Die Unterstützung der Eckwerte des bestehenden KVG äussert sich in einer Ablehnung radikaler Änderungen. Einschränkungen der Wahlfreiheit bei Arzt, Spital, Medikamenten und Therapie werden mit deutlichen Mehrheiten abgelehnt. Das steigende Kostenbewusstsein zeigt sich allerdings in einver vermehrten Bereitschaft, gewisse Einschränkungen zumindest zu prüfen, falls diese mit einer deutlichen Senkung der Prämien verbunden sind. Die Skepsis gegenüber Reformen zeigt sich auch in der Beurteilung aktueller Reformvorschläge. So lehnen sieben von zehn BürgerInnen die vom Bundesrat beschlossene Erhöhung von Selbstbehalt und Franchisen ab. Sie wehren sich auch gegen die im Parlament diskutierte Verknüpfung von Prämienhöhe und Mitgliedschaft in einem Ärztenetzwerk ebenso, wie gegen Vertragsfreiheit der Krankenkassen. Anklang findet hingegen die Idee, kantonale Angebote verstärkt zu koordinieren: die Einrichtung einer zentralen Stelle, welche die Finanzierung der Spitäler organisiert, wird klar befürwortet. Und in einem Punkt zeigen die Befragten, dass eine ursprüngliche Haltung aufgrund eigener Erfahrungen revidiert werden kann: Noch vor einem Jahr waren nur 37 Prozent dafür, dass der Zugang neuer Ärzte zum Arbeitsmarkt zeitweise gestoppt werden kann, heute sind es 81 Prozent.

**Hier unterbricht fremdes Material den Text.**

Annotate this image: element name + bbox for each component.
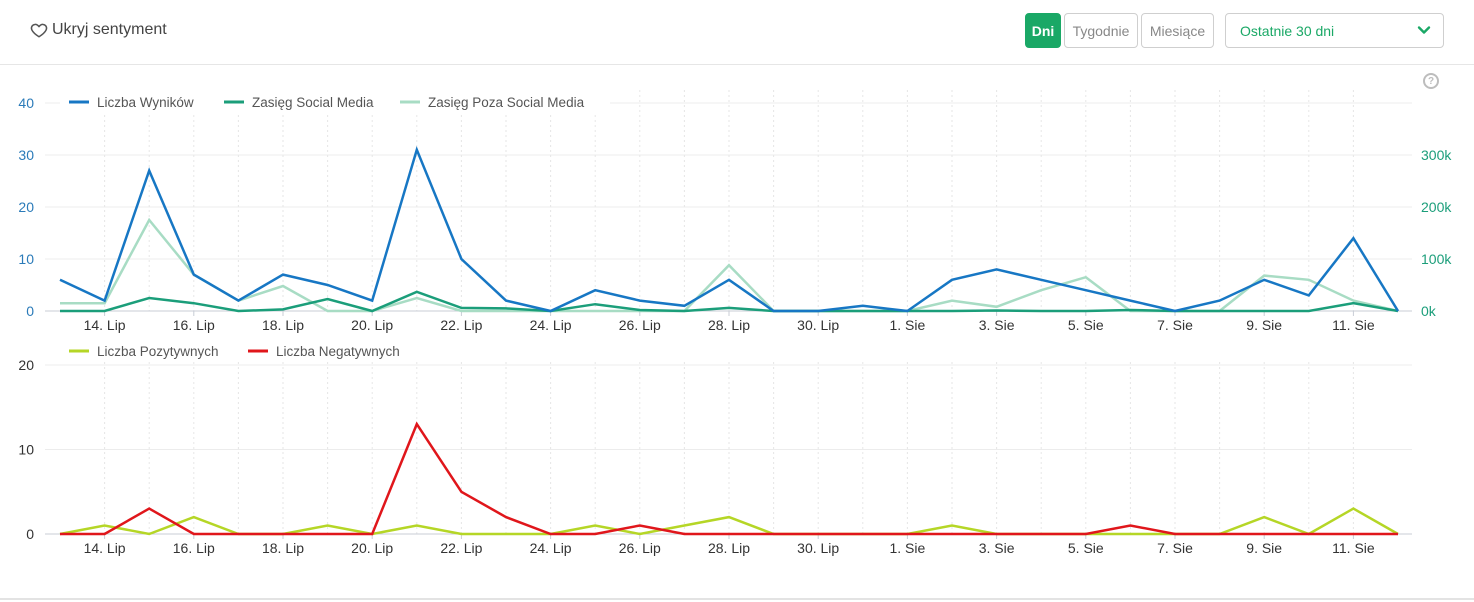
x-tick-label: 26. Lip <box>619 540 661 556</box>
legend-label: Zasięg Social Media <box>252 95 374 110</box>
date-range-value: Ostatnie 30 dni <box>1240 22 1335 39</box>
y-left-tick-label: 30 <box>18 147 34 163</box>
x-tick-label: 11. Sie <box>1332 540 1375 556</box>
bottom-divider <box>0 598 1474 600</box>
period-button-months[interactable]: Miesiące <box>1141 13 1214 48</box>
x-tick-label: 14. Lip <box>84 317 126 333</box>
y-right-tick-label: 300k <box>1421 147 1452 163</box>
x-tick-label: 24. Lip <box>530 317 572 333</box>
x-tick-label: 30. Lip <box>797 540 839 556</box>
hide-sentiment-toggle[interactable]: Ukryj sentyment <box>30 21 167 39</box>
x-tick-label: 16. Lip <box>173 540 215 556</box>
x-tick-label: 16. Lip <box>173 317 215 333</box>
legend-label: Zasięg Poza Social Media <box>428 95 585 110</box>
legend-label: Liczba Pozytywnych <box>97 344 219 359</box>
x-tick-label: 5. Sie <box>1068 317 1104 333</box>
x-tick-label: 30. Lip <box>797 317 839 333</box>
x-tick-label: 18. Lip <box>262 317 304 333</box>
series-line-liczba-negatywnych <box>60 421 1398 536</box>
y-left-tick-label: 40 <box>18 95 34 111</box>
legend-label: Liczba Negatywnych <box>276 344 400 359</box>
toolbar: Ukryj sentyment Dni Tygodnie Miesiące Os… <box>0 0 1474 65</box>
series-line-zasieg-poza-social-media <box>60 217 1399 313</box>
y-right-tick-label: 100k <box>1421 251 1452 267</box>
legend-background <box>60 90 610 114</box>
x-tick-label: 28. Lip <box>708 540 750 556</box>
series-line-liczba-wynikow <box>59 146 1400 313</box>
x-tick-label: 20. Lip <box>351 317 393 333</box>
y-tick-label: 0 <box>26 526 34 542</box>
x-tick-label: 24. Lip <box>530 540 572 556</box>
y-left-tick-label: 0 <box>26 303 34 319</box>
x-tick-label: 7. Sie <box>1157 317 1193 333</box>
x-tick-label: 9. Sie <box>1246 540 1282 556</box>
y-tick-label: 20 <box>18 357 34 373</box>
x-tick-label: 3. Sie <box>979 540 1015 556</box>
x-tick-label: 1. Sie <box>889 540 925 556</box>
x-tick-label: 1. Sie <box>889 317 925 333</box>
date-range-select[interactable]: Ostatnie 30 dni <box>1225 13 1444 48</box>
chevron-down-icon <box>1417 26 1431 34</box>
x-tick-label: 26. Lip <box>619 317 661 333</box>
y-left-tick-label: 20 <box>18 199 34 215</box>
x-tick-label: 28. Lip <box>708 317 750 333</box>
x-tick-label: 18. Lip <box>262 540 304 556</box>
period-button-weeks[interactable]: Tygodnie <box>1064 13 1138 48</box>
heart-icon <box>30 23 48 38</box>
x-tick-label: 22. Lip <box>440 317 482 333</box>
x-tick-label: 20. Lip <box>351 540 393 556</box>
x-tick-label: 7. Sie <box>1157 540 1193 556</box>
period-button-days[interactable]: Dni <box>1025 13 1061 48</box>
y-right-tick-label: 200k <box>1421 199 1452 215</box>
legend-label: Liczba Wyników <box>97 95 194 110</box>
x-tick-label: 22. Lip <box>440 540 482 556</box>
x-tick-label: 9. Sie <box>1246 317 1282 333</box>
hide-sentiment-label: Ukryj sentyment <box>52 21 167 38</box>
x-tick-label: 3. Sie <box>979 317 1015 333</box>
y-tick-label: 10 <box>18 442 34 458</box>
help-icon[interactable]: ? <box>1423 73 1439 89</box>
y-left-tick-label: 10 <box>18 251 34 267</box>
x-tick-label: 14. Lip <box>84 540 126 556</box>
x-tick-label: 11. Sie <box>1332 317 1375 333</box>
y-right-tick-label: 0k <box>1421 303 1437 319</box>
x-tick-label: 5. Sie <box>1068 540 1104 556</box>
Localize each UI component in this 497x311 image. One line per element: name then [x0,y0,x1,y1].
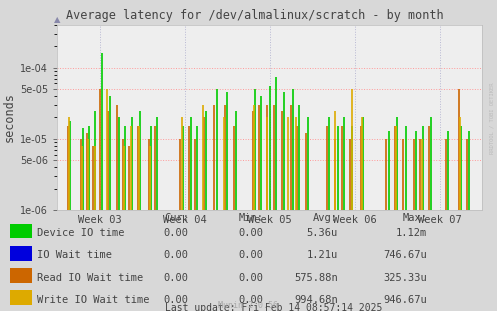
Y-axis label: seconds: seconds [3,92,16,142]
Text: Write IO Wait time: Write IO Wait time [37,295,150,305]
Text: Cur:: Cur: [164,213,189,223]
Text: Average latency for /dev/almalinux/scratch - by month: Average latency for /dev/almalinux/scrat… [66,9,443,22]
Text: Max:: Max: [403,213,427,223]
Bar [10,224,32,238]
Text: 575.88n: 575.88n [294,272,338,283]
Text: 5.36u: 5.36u [307,228,338,238]
Text: 1.12m: 1.12m [396,228,427,238]
Text: 0.00: 0.00 [239,272,263,283]
Text: IO Wait time: IO Wait time [37,250,112,260]
Text: 1.21u: 1.21u [307,250,338,260]
Text: 0.00: 0.00 [239,250,263,260]
Text: Munin 2.0.56: Munin 2.0.56 [219,301,278,310]
Text: RRDTOOL / TOBI OETIKER: RRDTOOL / TOBI OETIKER [489,82,494,154]
Bar [10,290,32,305]
Text: 0.00: 0.00 [239,295,263,305]
Text: Min:: Min: [239,213,263,223]
Text: ▲: ▲ [54,15,61,24]
Text: 994.68n: 994.68n [294,295,338,305]
Text: Read IO Wait time: Read IO Wait time [37,272,144,283]
Text: 0.00: 0.00 [164,272,189,283]
Text: 0.00: 0.00 [164,228,189,238]
Text: Device IO time: Device IO time [37,228,125,238]
Text: Last update: Fri Feb 14 08:57:14 2025: Last update: Fri Feb 14 08:57:14 2025 [165,303,382,311]
Text: 746.67u: 746.67u [384,250,427,260]
Text: 946.67u: 946.67u [384,295,427,305]
Text: Avg:: Avg: [313,213,338,223]
Bar [10,268,32,283]
Text: 325.33u: 325.33u [384,272,427,283]
Text: 0.00: 0.00 [239,228,263,238]
Text: 0.00: 0.00 [164,295,189,305]
Text: 0.00: 0.00 [164,250,189,260]
Bar [10,246,32,261]
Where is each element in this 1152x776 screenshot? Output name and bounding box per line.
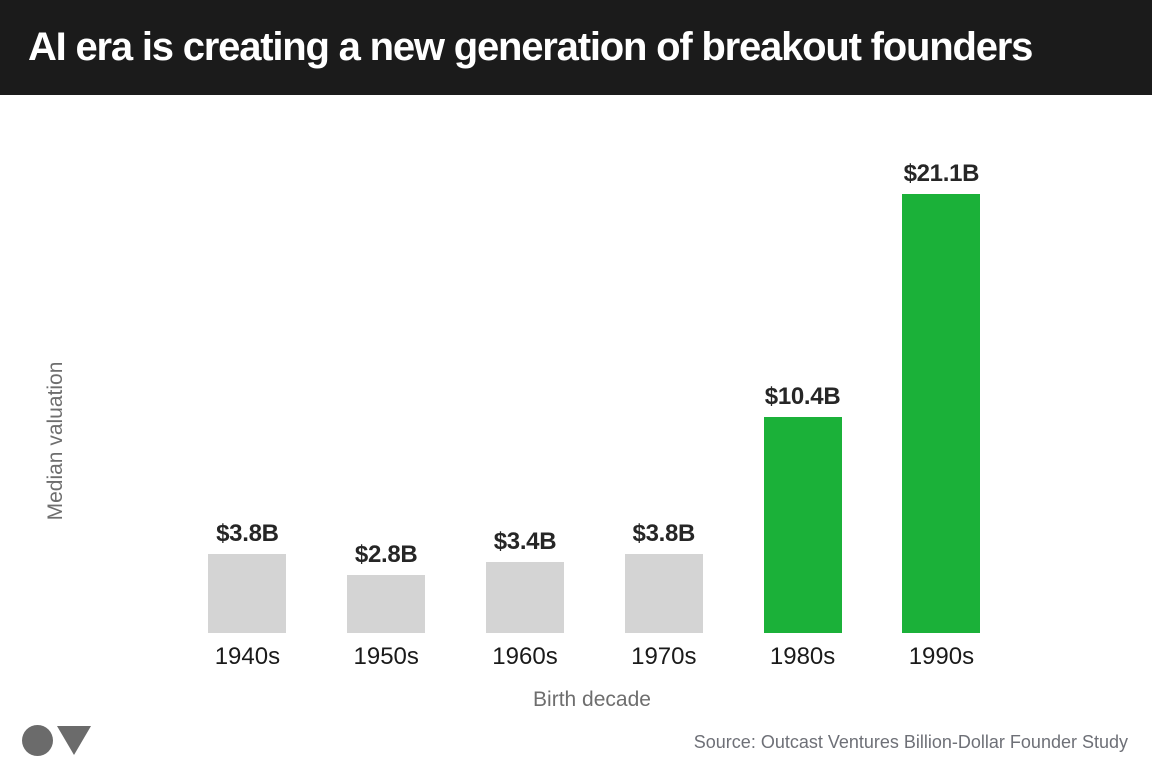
triangle-down-logo-icon	[57, 726, 91, 755]
bar-chart: $3.8B 1940s $2.8B 1950s $3.4B 1960s $3.8B 1970s…	[178, 160, 1011, 670]
bar-1950s	[347, 574, 426, 633]
bar-value-label: $21.1B	[903, 160, 980, 187]
bar-value-label: $3.8B	[632, 519, 696, 547]
bar-column: $2.8B 1950s	[317, 540, 456, 670]
circle-logo-icon	[22, 725, 53, 756]
bar-column: $3.4B 1960s	[456, 528, 595, 670]
source-attribution: Source: Outcast Ventures Billion-Dollar …	[693, 732, 1128, 752]
bar-1980s	[763, 416, 842, 633]
header-bar: AI era is creating a new generation of b…	[0, 0, 1152, 95]
bar-value-label: $3.4B	[493, 528, 557, 556]
bar-1970s	[624, 553, 703, 633]
bar-1960s	[485, 562, 564, 633]
x-tick-label: 1940s	[214, 643, 281, 670]
bar-1990s	[902, 194, 981, 633]
chart-title: AI era is creating a new generation of b…	[28, 25, 1033, 69]
x-tick-label: 1960s	[492, 643, 558, 670]
x-tick-label: 1970s	[631, 643, 697, 670]
bar-column: $21.1B 1990s	[872, 160, 1011, 670]
y-axis-label: Median valuation	[44, 361, 67, 521]
bar-value-label: $3.8B	[216, 519, 279, 547]
bar-value-label: $10.4B	[764, 382, 841, 410]
x-tick-label: 1990s	[908, 643, 975, 670]
x-tick-label: 1980s	[769, 643, 836, 670]
bar-chart-area: Median valuation $3.8B 1940s $2.8B 1950s $3.…	[0, 95, 1152, 776]
outcast-ventures-logo	[22, 725, 91, 756]
bar-value-label: $2.8B	[354, 540, 418, 568]
x-tick-label: 1950s	[353, 643, 419, 670]
bar-column: $3.8B 1970s	[594, 519, 733, 670]
bar-1940s	[208, 553, 287, 633]
bar-column: $3.8B 1940s	[178, 519, 317, 670]
bar-column: $10.4B 1980s	[733, 382, 872, 670]
x-axis-label: Birth decade	[533, 688, 651, 711]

Unbestritten hoch eingestuft wird die Bedeutung und Notwendigkeit der chemisch-pharmazeutischen Branche für den Wirtschafts- und Forschungsstandort Schweiz. Sie rangiert hinter den Banken an zweiter Stelle in der Beurteilung für die Wirtschaftskraft unseres Landes und 85 Prozent der StimmbürgerInnen bejahen, dass es einen starken Pharma- und Forschungsstandort Schweiz braucht.